Wednesday, April 1st, 2020

The economy today lives in suspense, not free-fall , Vernon L. Smith suggests:

Not all markets, however, are born equal. Laboratory experiments for goods that cannot be re-traded easily converge to their predicted supply-and-demand equilibrium under conditions of strictly private dispersed information. Their counterpart in the economy, markets for nondurable consumer goods, are a rock of stability. Moreover, these markets are very large, constituting 75% of private product (gross domestic product less government expenditures).

In sharp contrast, laboratory studies of asset markets persistently yield price bubbles in environments with perfect information on fundamental value. Moreover, experiments prove that this propensity to bubble is precisely and only because the items are re-tradable. These studies helped us to understand why all market economic instability arises from durable goods markets, especially housing-mortgage markets, as we have seen in the Great Recession and in the Depression when house prices fell against mortgage debt, plunging households into negative equity. Homeowners, living in houses worth less than what they owe the bank do not feel buoyantly prosperous. The experiments also helped us to understand why security markets are so volatile, but are not a fundamental source of instability, like housing, because securities market loans are short-term callable loans, investor balance sheets are marked steadily to market as prices decline, and there is no build-up of negative equity to dampen long-term expectations.
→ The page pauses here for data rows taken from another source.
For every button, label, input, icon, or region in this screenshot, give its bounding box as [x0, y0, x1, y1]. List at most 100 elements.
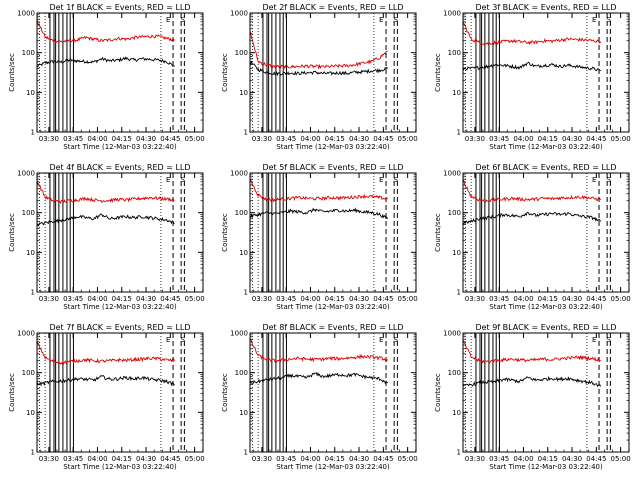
y-tick-label: 100: [235, 49, 248, 57]
x-tick-label: 04:00: [513, 455, 533, 463]
marker-s: S: [607, 336, 612, 344]
series-lld: [36, 340, 176, 365]
x-tick-label: 03:30: [39, 295, 59, 303]
y-tick-label: 10: [452, 89, 461, 97]
x-tick-label: 04:15: [538, 295, 558, 303]
x-tick-label: 04:45: [586, 295, 606, 303]
y-tick-label: 100: [235, 369, 248, 377]
y-tick-label: 1000: [443, 330, 461, 338]
y-axis-label: Counts/sec: [8, 373, 16, 412]
x-tick-label: 04:00: [300, 295, 320, 303]
y-tick-label: 1000: [443, 10, 461, 18]
x-axis-label: Start Time (12-Mar-03 03:22:40): [63, 463, 177, 471]
panel-title: Det 5f BLACK = Events, RED = LLD: [262, 163, 403, 172]
x-tick-label: 04:45: [160, 135, 180, 143]
marker-s: S: [607, 16, 612, 24]
marker-e: E: [379, 16, 383, 24]
x-tick-label: 05:00: [185, 135, 205, 143]
marker-e: E: [592, 16, 596, 24]
y-tick-label: 1: [31, 449, 35, 457]
x-axis-label: Start Time (12-Mar-03 03:22:40): [276, 463, 390, 471]
plot-frame: [249, 12, 417, 133]
x-tick-label: 04:15: [538, 135, 558, 143]
panel-det-4: Det 4f BLACK = Events, RED = LLD E S 1 10 100…: [8, 163, 205, 311]
y-tick-label: 100: [448, 369, 461, 377]
y-tick-label: 1000: [230, 10, 248, 18]
x-tick-label: 04:30: [136, 295, 156, 303]
panel-title: Det 6f BLACK = Events, RED = LLD: [475, 163, 616, 172]
marker-s: S: [394, 336, 399, 344]
x-tick-label: 05:00: [398, 455, 418, 463]
x-tick-label: 04:00: [87, 295, 107, 303]
marker-s: S: [181, 336, 186, 344]
x-axis-label: Start Time (12-Mar-03 03:22:40): [63, 143, 177, 151]
x-tick-label: 05:00: [185, 455, 205, 463]
x-tick-label: 03:45: [63, 135, 83, 143]
x-tick-label: 04:30: [349, 455, 369, 463]
y-axis-label: Counts/sec: [221, 53, 229, 92]
x-axis-label: Start Time (12-Mar-03 03:22:40): [276, 143, 390, 151]
series-lld: [249, 179, 388, 203]
x-tick-label: 04:00: [513, 295, 533, 303]
plot-frame: [36, 12, 204, 133]
y-tick-label: 1: [31, 129, 35, 137]
x-tick-label: 04:15: [112, 455, 132, 463]
y-tick-label: 10: [239, 409, 248, 417]
y-tick-label: 10: [26, 89, 35, 97]
x-tick-label: 04:15: [538, 455, 558, 463]
x-tick-label: 05:00: [185, 295, 205, 303]
panel-det-2: Det 2f BLACK = Events, RED = LLD E S 1 10 100…: [221, 3, 418, 151]
x-tick-label: 04:15: [325, 295, 345, 303]
x-tick-label: 04:30: [562, 135, 582, 143]
x-tick-label: 04:00: [513, 135, 533, 143]
marker-e: E: [379, 176, 383, 184]
plot-frame: [36, 172, 204, 293]
y-axis-label: Counts/sec: [434, 213, 442, 252]
series-events: [249, 60, 389, 77]
y-tick-label: 10: [26, 249, 35, 257]
x-tick-label: 04:45: [586, 455, 606, 463]
x-axis-label: Start Time (12-Mar-03 03:22:40): [489, 303, 603, 311]
series-events: [36, 56, 175, 68]
x-tick-label: 04:30: [562, 295, 582, 303]
y-tick-label: 1000: [230, 330, 248, 338]
panel-det-8: Det 8f BLACK = Events, RED = LLD E S 1 10 100…: [221, 323, 418, 471]
x-tick-label: 03:30: [252, 135, 272, 143]
x-tick-label: 05:00: [398, 135, 418, 143]
x-axis-label: Start Time (12-Mar-03 03:22:40): [489, 143, 603, 151]
x-tick-label: 05:00: [611, 295, 631, 303]
panel-title: Det 9f BLACK = Events, RED = LLD: [475, 323, 616, 332]
series-lld: [462, 179, 602, 204]
marker-s: S: [181, 176, 186, 184]
y-tick-label: 1: [244, 449, 248, 457]
plot-frame: [249, 172, 417, 293]
panel-det-6: Det 6f BLACK = Events, RED = LLD E S 1 10 100…: [434, 163, 631, 311]
x-tick-label: 03:30: [465, 135, 485, 143]
marker-e: E: [592, 176, 596, 184]
x-tick-label: 03:45: [63, 295, 83, 303]
x-tick-label: 04:45: [160, 455, 180, 463]
panel-det-5: Det 5f BLACK = Events, RED = LLD E S 1 10 100…: [221, 163, 418, 311]
y-tick-label: 1000: [443, 170, 461, 178]
y-tick-label: 1000: [230, 170, 248, 178]
x-tick-label: 03:45: [489, 295, 509, 303]
y-tick-label: 100: [22, 369, 35, 377]
y-tick-label: 1: [457, 449, 461, 457]
x-tick-label: 05:00: [611, 455, 631, 463]
y-tick-label: 1: [244, 129, 248, 137]
x-tick-label: 03:30: [252, 295, 272, 303]
series-events: [462, 61, 601, 72]
y-tick-label: 1000: [17, 330, 35, 338]
x-tick-label: 03:45: [489, 135, 509, 143]
x-tick-label: 03:30: [465, 455, 485, 463]
x-tick-label: 03:45: [276, 455, 296, 463]
marker-e: E: [166, 16, 170, 24]
panel-title: Det 3f BLACK = Events, RED = LLD: [475, 3, 616, 12]
x-tick-label: 04:30: [349, 135, 369, 143]
y-tick-label: 1000: [17, 170, 35, 178]
x-tick-label: 03:30: [39, 135, 59, 143]
marker-e: E: [592, 336, 596, 344]
x-tick-label: 04:45: [373, 135, 393, 143]
x-tick-label: 04:00: [87, 455, 107, 463]
x-tick-label: 05:00: [398, 295, 418, 303]
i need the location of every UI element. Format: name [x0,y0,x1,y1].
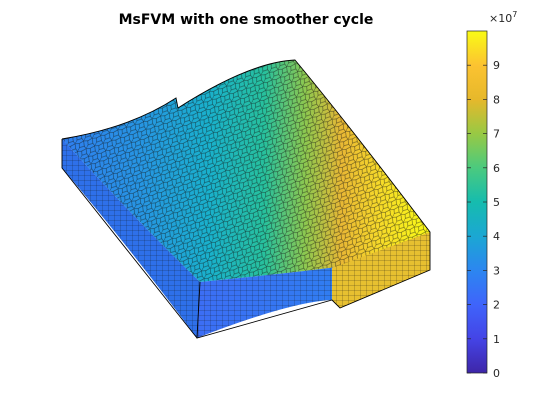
colorbar-tick-label: 2 [493,299,500,312]
colorbar-tick-label: 6 [493,162,500,175]
colorbar-tick-label: 1 [493,333,500,346]
colorbar-tick-label: 0 [493,367,500,380]
colorbar-tick-label: 8 [493,93,500,106]
colorbar-tick-label: 9 [493,59,500,72]
colorbar-ticks: 0 1 2 3 4 5 6 7 8 9 [467,59,500,380]
colorbar-tick-label: 7 [493,128,500,141]
plot-title: MsFVM with one smoother cycle [119,12,374,28]
colorbar: ×107 0 1 2 3 4 5 6 7 8 9 [466,10,517,380]
reservoir-grid [61,59,431,339]
colorbar-tick-label: 3 [493,264,500,277]
colorbar-tick-label: 5 [493,196,500,209]
colorbar-exponent: ×107 [489,10,517,25]
colorbar-tick-label: 4 [493,230,500,243]
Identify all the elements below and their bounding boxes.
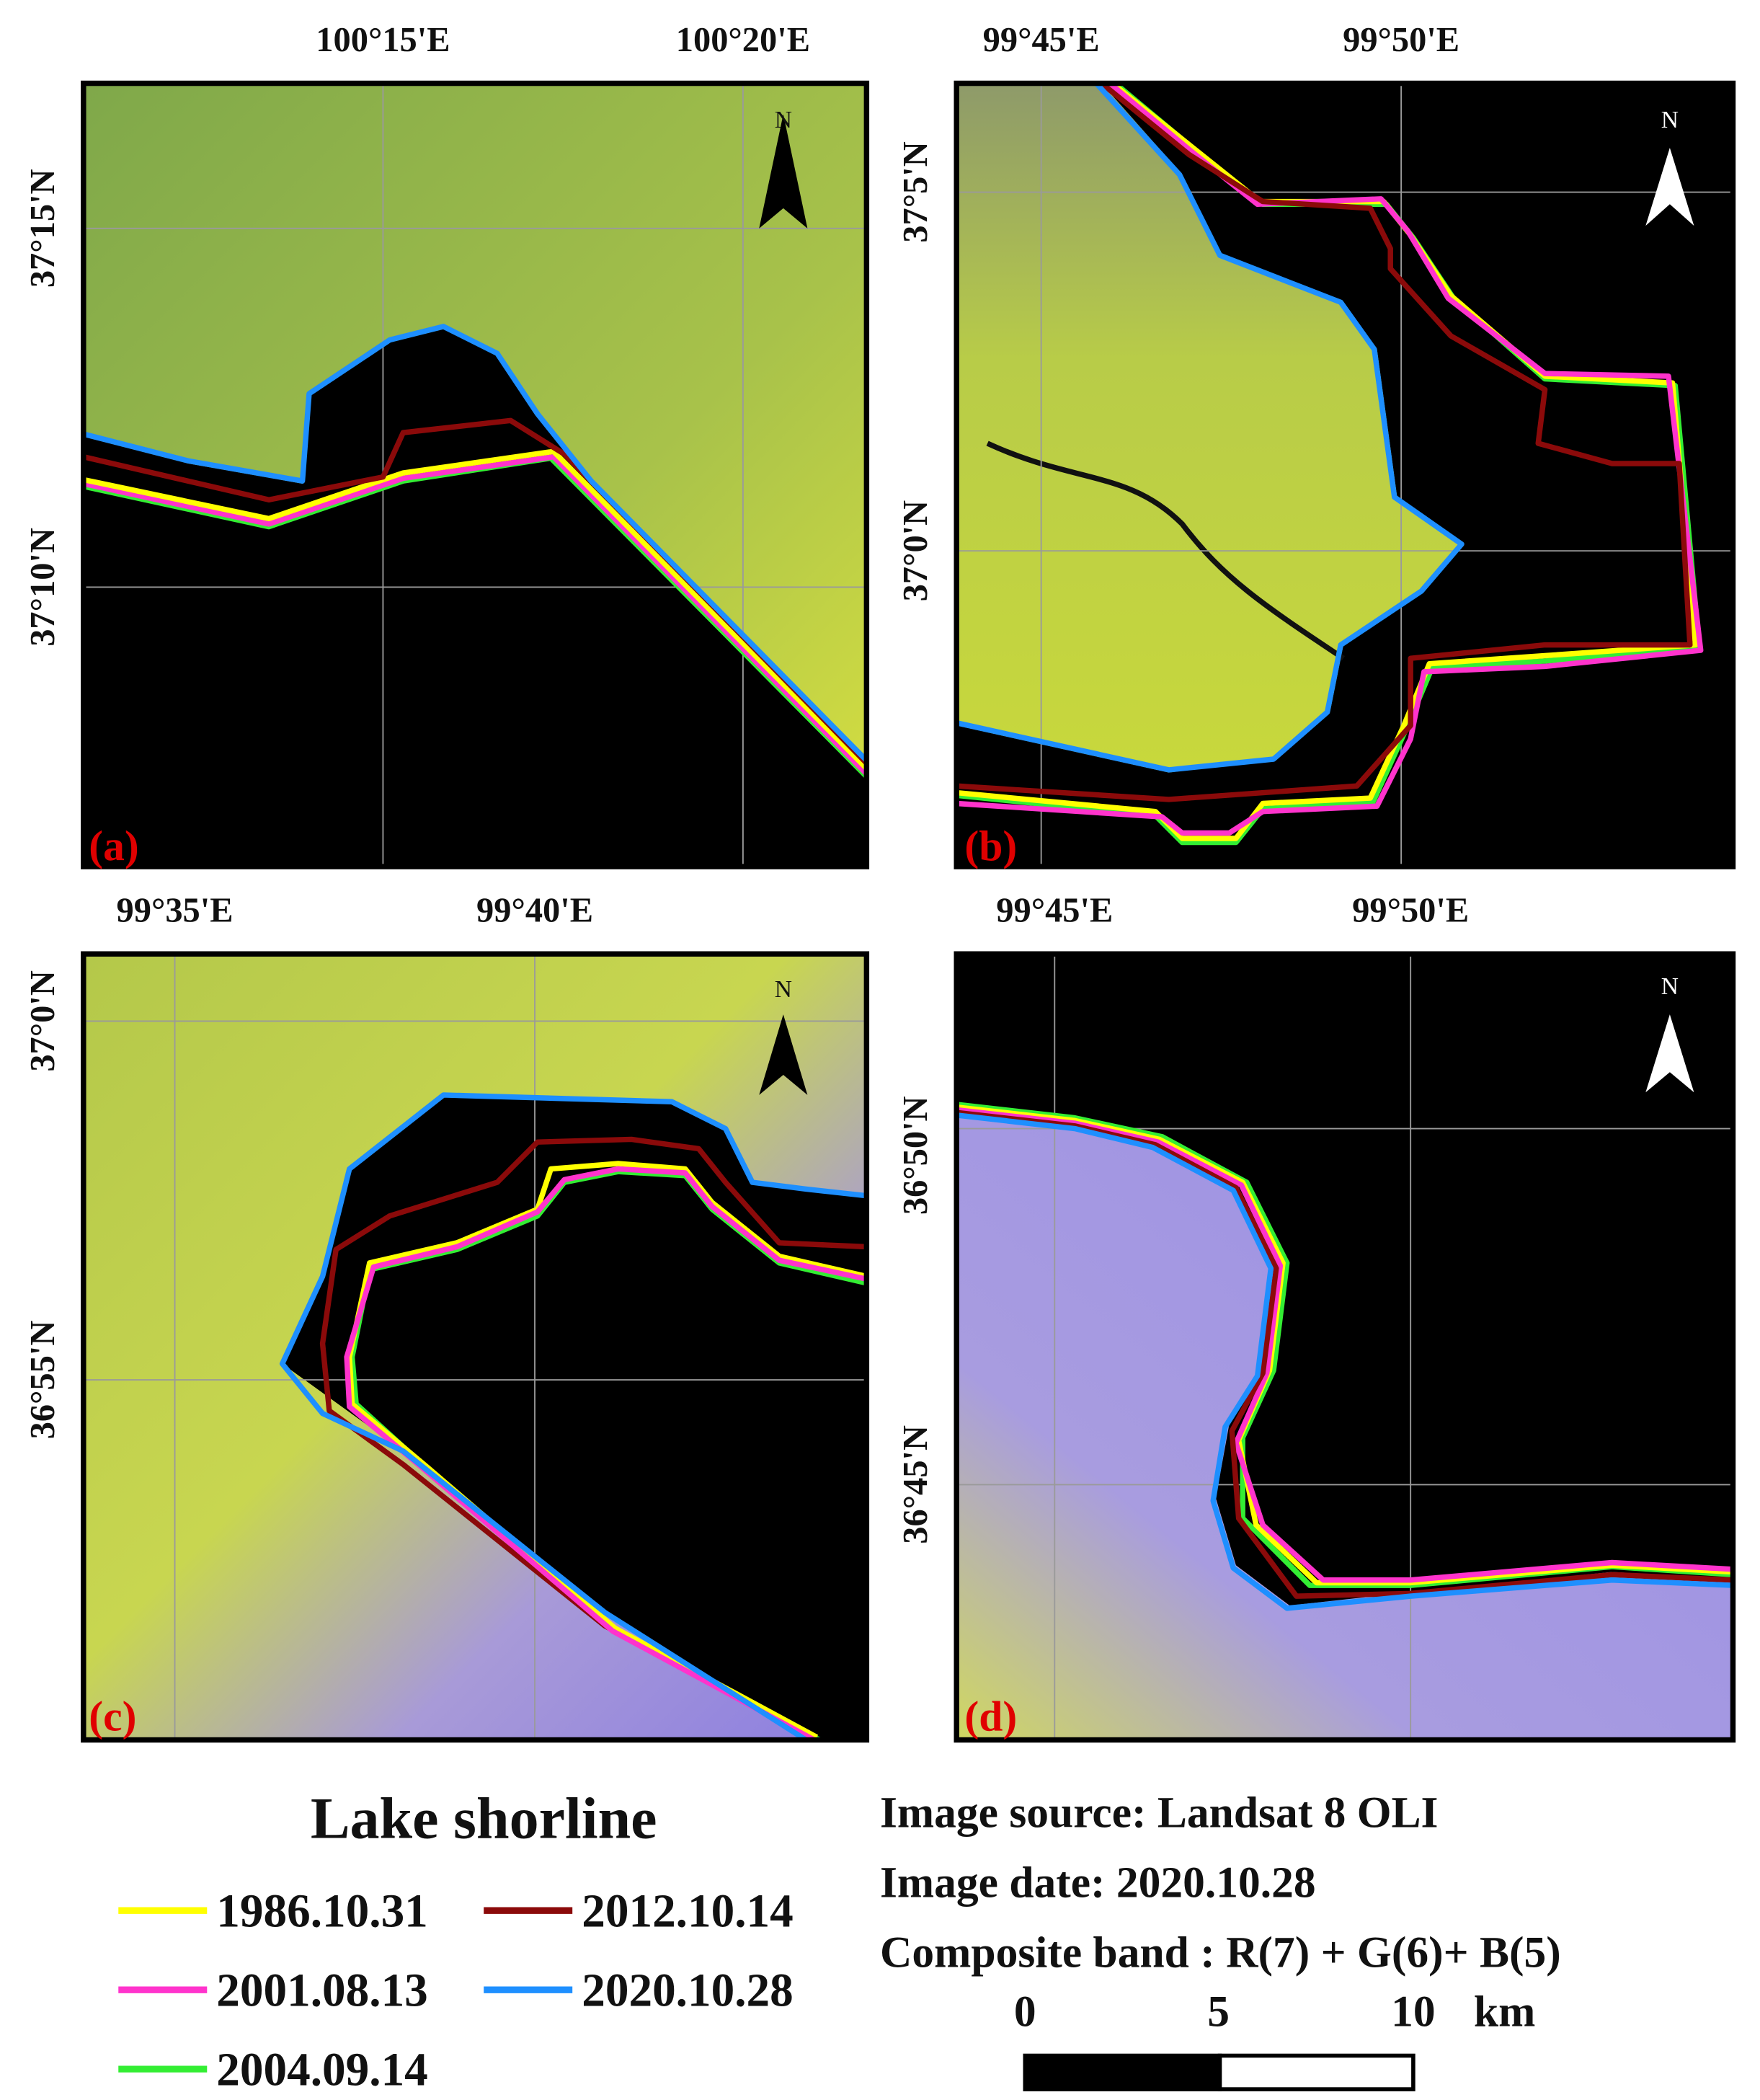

I believe the economy today lives in suspense, not free-fall. The pandemic will pass; public health institutions have been a model of forthright dissemination of information on the spread of this disease and sanitary procedures to minimize its impact. It’s the citizenry that has been unruly for a time. Supply chains will refill and stabilize quickly, as the pandemic passes, securities markets will recover, and growth will continue to reduce poverty everywhere. Homes are more valuable than ever as a haven of safe and secure living. Provided that we continue to buy them with some of our own money, homes will be part of a secure future.

Comments

  1. Dave says:

    Homes in non-vibrant neighborhoods within a two-hour drive of good jobs are more valuable that ever because any time our elites locate a healthy non-elite community, they Section-8 it all to shit. In some metro areas, “safe and secure” starts at one million dollars. For a tear-down.

    If you don’t stand to inherit one of these homes, you can always move to the Philippines. If you still need to work, convert a cargo van to an RV for a few thousand bucks and live in that.

  2. Christopher says:

    “public health institutions have been a model of forthright dissemination of information on the spread of this disease and sanitary procedures to minimize its impact“

    You mean the WHO telling everyone there was no human-to-human transmission and that masks don’t work but we need them for healthcare workers because actually they do work?

  3. CVLR says:

    Dave,

    If you don’t stand to inherit one of these homes, you can always move to the Philippines. If you still need to work, convert a cargo van to an RV for a few thousand bucks and live in that.

    America, land of the free.

    Imagine having a government that exerted itself to serve the citizenry, however imperfectly.

    Before there was Section 8, there was <a href=something else.

    Hope and change.

  4. CVLR says:

    *Before there was Section 8, there was something else.